Haechan membuka mulutnya ingin mengatakan sesuatu tapi dia mengurungkan dan memilih menyuapkan sushi ke dalam mulutnya.

"Aku hanya ingin terlihat memberikanmu solusi" kata Haechan dengan wajah tanpa dosanya.

.

.

.

"Maka nikahi Renjun, toh kalian sudah hampir empat tahun berkencan" 

Walau Jeno terlihat tidak begitu peduli dengan apa yang Haechan katakan tapi perkataan sahabatnya itu benar-benar terngiang-ngiang di kepalanya. Dia dan Huang Renjun memang sudah berekencan hampir empat tahun. Tapi jauh sebelum itu Jeno dan Renjun sudah saling mengenal dari sejak kecil. Renjun sangat mengenal baik Jeno bahkan sampai ke akar-akarnya begitu juga Jeno. Dan itu mungkin alasan Jeno meminta  Renjun berkencan dengannya karena mereka berdua sudah saling memahami. Mereka sudah begitu nyaman dengan kehadiran masing-masing.
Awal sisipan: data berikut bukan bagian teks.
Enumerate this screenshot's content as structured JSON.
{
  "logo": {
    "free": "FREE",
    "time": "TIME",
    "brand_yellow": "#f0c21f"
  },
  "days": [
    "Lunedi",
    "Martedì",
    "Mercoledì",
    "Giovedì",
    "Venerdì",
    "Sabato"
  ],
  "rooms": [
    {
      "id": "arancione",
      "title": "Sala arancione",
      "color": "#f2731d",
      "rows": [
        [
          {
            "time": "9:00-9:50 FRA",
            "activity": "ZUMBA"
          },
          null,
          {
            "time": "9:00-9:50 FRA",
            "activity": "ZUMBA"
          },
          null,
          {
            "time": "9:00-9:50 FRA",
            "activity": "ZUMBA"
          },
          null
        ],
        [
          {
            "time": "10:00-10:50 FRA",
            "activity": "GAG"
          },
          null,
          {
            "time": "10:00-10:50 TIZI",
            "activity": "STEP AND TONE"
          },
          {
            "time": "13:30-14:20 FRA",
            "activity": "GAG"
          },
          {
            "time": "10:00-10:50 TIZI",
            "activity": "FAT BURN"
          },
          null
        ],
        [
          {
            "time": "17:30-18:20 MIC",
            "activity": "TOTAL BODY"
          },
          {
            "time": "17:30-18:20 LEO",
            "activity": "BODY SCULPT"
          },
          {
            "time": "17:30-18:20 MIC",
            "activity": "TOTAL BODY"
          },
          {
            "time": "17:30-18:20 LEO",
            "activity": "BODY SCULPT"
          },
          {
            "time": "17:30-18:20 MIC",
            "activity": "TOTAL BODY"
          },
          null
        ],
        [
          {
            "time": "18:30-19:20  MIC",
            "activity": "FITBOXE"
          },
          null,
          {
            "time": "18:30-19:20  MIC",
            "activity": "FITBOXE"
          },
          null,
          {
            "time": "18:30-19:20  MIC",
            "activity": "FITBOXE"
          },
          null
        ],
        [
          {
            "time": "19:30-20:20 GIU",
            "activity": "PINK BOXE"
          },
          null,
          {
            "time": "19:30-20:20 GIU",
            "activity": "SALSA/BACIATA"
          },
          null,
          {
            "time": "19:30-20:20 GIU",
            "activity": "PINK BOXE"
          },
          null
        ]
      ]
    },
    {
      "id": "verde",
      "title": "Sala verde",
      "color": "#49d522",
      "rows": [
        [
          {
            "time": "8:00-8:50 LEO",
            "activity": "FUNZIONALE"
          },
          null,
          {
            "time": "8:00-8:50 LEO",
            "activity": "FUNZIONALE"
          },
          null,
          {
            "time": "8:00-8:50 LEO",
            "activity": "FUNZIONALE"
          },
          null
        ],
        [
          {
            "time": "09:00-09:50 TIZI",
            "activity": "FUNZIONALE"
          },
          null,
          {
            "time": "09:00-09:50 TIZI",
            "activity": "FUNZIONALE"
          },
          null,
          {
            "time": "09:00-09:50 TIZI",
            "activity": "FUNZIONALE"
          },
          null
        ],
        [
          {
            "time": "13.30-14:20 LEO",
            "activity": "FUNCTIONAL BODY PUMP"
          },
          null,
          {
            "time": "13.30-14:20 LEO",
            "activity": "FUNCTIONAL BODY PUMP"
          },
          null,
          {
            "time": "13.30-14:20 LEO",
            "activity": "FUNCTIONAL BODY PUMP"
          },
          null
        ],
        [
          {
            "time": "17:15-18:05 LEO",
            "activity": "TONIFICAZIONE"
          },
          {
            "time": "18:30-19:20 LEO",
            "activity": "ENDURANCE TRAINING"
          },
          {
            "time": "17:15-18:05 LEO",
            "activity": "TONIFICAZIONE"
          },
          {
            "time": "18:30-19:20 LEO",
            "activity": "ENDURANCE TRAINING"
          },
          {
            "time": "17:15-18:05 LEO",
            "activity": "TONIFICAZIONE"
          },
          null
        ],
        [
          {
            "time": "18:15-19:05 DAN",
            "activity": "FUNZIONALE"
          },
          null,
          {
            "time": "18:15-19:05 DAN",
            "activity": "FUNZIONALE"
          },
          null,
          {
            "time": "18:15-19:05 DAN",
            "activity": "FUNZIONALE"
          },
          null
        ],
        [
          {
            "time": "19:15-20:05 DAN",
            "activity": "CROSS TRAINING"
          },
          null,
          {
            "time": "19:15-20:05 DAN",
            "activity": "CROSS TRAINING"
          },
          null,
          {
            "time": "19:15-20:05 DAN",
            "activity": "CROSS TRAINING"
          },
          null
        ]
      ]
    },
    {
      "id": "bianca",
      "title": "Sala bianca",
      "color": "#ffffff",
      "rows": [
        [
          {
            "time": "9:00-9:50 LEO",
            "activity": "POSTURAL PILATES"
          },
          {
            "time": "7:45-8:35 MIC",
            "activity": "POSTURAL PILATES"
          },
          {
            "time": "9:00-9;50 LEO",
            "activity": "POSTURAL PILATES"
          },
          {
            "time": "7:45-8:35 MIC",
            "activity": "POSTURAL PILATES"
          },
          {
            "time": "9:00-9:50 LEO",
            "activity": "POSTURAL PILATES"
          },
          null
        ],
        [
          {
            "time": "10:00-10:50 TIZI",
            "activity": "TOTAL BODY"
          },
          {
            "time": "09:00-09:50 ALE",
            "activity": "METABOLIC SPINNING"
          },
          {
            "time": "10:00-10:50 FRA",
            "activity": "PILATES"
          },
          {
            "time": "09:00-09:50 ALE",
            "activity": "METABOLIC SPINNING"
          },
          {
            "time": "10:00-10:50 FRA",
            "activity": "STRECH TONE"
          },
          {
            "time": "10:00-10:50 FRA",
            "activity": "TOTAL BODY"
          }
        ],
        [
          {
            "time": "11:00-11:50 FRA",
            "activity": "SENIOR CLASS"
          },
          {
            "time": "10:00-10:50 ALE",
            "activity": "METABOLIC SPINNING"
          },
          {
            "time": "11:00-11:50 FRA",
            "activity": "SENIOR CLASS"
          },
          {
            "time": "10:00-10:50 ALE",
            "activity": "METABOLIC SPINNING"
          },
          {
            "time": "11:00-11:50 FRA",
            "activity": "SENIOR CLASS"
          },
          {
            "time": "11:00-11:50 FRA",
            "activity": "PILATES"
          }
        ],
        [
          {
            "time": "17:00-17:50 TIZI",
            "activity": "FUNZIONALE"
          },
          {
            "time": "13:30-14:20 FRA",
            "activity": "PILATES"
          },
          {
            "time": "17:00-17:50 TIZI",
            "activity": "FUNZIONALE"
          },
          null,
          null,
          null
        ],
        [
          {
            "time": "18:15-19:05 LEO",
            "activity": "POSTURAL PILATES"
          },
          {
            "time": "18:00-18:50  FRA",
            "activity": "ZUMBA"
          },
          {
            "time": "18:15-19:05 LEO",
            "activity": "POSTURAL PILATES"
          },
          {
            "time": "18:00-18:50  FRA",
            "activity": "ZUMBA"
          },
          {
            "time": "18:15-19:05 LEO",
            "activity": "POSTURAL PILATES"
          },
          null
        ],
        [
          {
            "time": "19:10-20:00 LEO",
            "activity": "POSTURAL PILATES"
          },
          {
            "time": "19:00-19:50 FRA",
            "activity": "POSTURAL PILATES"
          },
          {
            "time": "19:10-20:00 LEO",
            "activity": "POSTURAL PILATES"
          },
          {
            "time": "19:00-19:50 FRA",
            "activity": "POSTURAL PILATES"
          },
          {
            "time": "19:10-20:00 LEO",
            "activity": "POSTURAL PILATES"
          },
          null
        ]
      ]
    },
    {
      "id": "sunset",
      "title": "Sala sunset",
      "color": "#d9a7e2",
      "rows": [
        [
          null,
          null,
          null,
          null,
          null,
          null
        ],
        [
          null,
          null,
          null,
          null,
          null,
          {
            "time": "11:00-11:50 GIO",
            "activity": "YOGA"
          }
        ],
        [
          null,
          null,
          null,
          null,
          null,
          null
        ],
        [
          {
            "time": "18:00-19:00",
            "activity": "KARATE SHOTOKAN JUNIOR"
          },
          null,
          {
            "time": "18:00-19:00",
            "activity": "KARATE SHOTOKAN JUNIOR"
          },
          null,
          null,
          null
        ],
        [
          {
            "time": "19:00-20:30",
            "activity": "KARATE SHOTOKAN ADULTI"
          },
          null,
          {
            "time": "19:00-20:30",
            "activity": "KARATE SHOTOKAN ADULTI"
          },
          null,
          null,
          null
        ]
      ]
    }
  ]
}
Bukankah kata orang cinta hadir karena terbiasa?.

Tunggu!

Jeno menegakkan tubuhnya.

"Cinta ya?" guman Jeno.

Cintakah dia kepada Renjun?

Tok

Tok

Lamunan Jeno buyar ketika mendnegar suara ketukan pada pintu ruangannya.

"Masuk"

Ceklek

Senyum Jeno mengembang melihat siapa yang muncul.

"Apakah aku mengganggumu... Daepyonim?" tanya orang yang baru saja masuk ke ruangan kerja Jeno.

"Jam kerja kantor sudah berakhir bagaimana bisa kau menggangguku Huang-bujang?" 

Renjun tersenyum dan berjalan memutari meja Jeno. Dia berdiri didekat kursi Jeno.

"Lalu mengapa kau masih disini? hmm?" tanya Renjun, Jeno menarik tangan Renjun dan menyebabkan Renjun jatuh kedalam pangkuannya. Jeno melingkarkan tangannya ke tubuh mungil Renjun, memeluk erat kekasihnya.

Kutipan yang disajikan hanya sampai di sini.